Zhang Song, Müller Peter, Do Kim-Anh
Department of Clinical Sciences, Division of Biostatistics, University of Texas Southwestern Medical Center, Dallas, Texas 75390, USA.
Biometrics. 2010 Jun;66(2):435-43. doi: 10.1111/j.1541-0420.2009.01276.x. Epub 2009 Jun 8.

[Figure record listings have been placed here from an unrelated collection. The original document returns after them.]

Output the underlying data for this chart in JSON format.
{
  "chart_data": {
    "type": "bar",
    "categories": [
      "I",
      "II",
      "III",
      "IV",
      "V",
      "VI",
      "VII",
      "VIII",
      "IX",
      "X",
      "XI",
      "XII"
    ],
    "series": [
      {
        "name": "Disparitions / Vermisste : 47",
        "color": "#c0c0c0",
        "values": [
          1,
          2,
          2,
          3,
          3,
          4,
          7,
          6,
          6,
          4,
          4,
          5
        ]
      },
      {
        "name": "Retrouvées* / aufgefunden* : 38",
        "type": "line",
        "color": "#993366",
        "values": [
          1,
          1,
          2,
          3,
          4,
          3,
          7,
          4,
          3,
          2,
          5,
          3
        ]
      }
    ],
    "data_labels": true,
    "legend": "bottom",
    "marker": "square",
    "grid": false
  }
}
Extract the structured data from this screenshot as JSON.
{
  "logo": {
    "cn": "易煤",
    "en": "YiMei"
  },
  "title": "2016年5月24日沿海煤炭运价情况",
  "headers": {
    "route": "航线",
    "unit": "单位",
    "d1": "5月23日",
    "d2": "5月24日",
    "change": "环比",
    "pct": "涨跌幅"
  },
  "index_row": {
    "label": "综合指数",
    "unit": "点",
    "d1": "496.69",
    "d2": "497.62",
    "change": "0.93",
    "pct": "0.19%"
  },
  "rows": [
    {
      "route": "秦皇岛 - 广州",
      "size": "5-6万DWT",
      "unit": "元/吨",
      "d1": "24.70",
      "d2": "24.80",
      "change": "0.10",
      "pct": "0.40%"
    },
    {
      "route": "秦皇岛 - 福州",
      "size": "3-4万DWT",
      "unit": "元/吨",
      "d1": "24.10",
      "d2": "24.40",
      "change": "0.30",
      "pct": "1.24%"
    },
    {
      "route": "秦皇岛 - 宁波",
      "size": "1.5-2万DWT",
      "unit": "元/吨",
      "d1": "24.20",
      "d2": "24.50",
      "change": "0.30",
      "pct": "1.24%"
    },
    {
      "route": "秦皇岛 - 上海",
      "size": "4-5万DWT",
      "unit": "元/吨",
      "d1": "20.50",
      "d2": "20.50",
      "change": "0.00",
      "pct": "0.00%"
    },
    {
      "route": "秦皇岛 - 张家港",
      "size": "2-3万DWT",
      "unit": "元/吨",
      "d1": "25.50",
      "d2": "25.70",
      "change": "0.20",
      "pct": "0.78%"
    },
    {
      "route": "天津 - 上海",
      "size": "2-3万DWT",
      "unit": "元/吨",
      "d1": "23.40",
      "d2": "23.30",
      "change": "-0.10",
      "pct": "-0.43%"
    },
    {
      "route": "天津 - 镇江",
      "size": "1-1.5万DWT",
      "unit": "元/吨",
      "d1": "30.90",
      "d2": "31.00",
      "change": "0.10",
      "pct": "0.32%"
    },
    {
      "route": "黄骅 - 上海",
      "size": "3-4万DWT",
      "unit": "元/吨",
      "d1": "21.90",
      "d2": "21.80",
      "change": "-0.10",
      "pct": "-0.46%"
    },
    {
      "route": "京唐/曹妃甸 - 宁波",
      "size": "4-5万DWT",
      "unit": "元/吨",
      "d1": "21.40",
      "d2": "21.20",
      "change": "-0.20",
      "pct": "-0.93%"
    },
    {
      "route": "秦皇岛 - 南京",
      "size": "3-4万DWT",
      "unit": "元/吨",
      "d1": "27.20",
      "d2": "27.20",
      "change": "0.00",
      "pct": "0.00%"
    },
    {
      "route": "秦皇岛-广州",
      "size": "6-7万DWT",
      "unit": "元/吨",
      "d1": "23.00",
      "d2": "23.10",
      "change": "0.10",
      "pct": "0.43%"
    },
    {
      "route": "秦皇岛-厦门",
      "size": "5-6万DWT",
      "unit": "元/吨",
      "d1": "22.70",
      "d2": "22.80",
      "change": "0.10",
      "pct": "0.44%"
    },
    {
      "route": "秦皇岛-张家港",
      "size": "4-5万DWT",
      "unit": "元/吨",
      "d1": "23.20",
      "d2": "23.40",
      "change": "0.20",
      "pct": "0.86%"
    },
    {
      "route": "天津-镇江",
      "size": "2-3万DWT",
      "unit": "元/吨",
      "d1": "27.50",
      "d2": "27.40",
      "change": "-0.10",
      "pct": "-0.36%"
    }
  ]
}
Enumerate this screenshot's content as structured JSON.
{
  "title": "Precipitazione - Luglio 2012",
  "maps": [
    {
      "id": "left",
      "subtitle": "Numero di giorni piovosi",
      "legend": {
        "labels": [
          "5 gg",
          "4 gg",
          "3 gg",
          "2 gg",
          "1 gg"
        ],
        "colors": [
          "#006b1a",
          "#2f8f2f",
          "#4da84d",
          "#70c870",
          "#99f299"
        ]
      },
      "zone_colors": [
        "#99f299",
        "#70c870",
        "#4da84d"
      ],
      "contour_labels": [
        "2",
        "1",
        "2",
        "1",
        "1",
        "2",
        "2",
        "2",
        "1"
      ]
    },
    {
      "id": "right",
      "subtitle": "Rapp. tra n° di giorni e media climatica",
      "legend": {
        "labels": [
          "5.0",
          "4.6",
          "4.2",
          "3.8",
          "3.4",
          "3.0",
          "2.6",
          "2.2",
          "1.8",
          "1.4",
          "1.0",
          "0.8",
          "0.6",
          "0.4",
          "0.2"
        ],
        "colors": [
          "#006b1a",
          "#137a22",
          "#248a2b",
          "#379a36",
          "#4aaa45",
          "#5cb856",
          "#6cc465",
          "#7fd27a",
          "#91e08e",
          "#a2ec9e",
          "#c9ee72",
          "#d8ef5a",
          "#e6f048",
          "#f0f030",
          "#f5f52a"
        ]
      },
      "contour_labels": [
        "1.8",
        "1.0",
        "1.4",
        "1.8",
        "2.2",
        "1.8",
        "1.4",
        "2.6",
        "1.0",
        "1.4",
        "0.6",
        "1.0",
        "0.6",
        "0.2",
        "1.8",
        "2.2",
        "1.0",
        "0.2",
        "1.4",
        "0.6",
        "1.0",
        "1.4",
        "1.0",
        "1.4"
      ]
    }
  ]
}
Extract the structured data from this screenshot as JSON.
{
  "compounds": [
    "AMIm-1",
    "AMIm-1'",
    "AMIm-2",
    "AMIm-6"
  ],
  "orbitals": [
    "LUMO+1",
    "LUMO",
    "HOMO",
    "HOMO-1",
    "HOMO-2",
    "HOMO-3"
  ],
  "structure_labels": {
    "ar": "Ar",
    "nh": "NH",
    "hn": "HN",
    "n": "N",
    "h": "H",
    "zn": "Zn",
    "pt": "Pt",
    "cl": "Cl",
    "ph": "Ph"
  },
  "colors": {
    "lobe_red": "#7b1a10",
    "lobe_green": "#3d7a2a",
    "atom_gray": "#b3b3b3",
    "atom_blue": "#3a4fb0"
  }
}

We consider inference for data from a clinical trial of treatments for metastatic prostate cancer. Patients joined the trial with diverse prior treatment histories. The resulting heterogeneous patient population gives rise to challenging statistical inference problems when trying to predict time to progression on different treatment arms. Inference is further complicated by the need to include a longitudinal marker as a covariate. To address these challenges, we develop a semiparametric model for joint inference of longitudinal data and an event time. The proposed approach includes the possibility of cure for some patients. The event time distribution is based on a nonparametric Pólya tree prior. For the longitudinal data we assume a mixed effects model. Incorporating a regression on covariates in a nonparametric event time model in general, and for a Pólya tree model in particular, is a challenging problem. We exploit the fact that the covariate itself is a random variable. We achieve an implementation of the desired regression by factoring the joint model for the event time and the longitudinal outcome into a marginal model for the event time and a regression of the longitudinal outcomes on the event time, i.e., we implicitly model the desired regression by modeling the reverse conditional distribution.
我们考虑对转移性前列腺癌治疗的临床试验数据进行推断。患者带着不同的既往治疗史进入试验。当试图预测不同治疗组的疾病进展时间时,由此产生的异质性患者群体引发了具有挑战性的统计推断问题。由于需要将一个纵向标志物作为协变量纳入,推断变得更加复杂。为应对这些挑战,我们开发了一个半参数模型,用于对纵向数据和事件时间进行联合推断。所提出的方法考虑了部分患者可能治愈的情况。事件时间分布基于非参数的波利亚树先验。对于纵向数据,我们假设采用混合效应模型。一般来说,在非参数事件时间模型中纳入协变量回归,特别是对于波利亚树模型,是一个具有挑战性的问题。我们利用协变量本身是一个随机变量这一事实。通过将事件时间和纵向结果的联合模型分解为事件时间的边际模型以及纵向结果对事件时间的回归,我们实现了所需回归的一种实现方式,即我们通过对反向条件分布进行建模来隐式地对所需回归进行建模。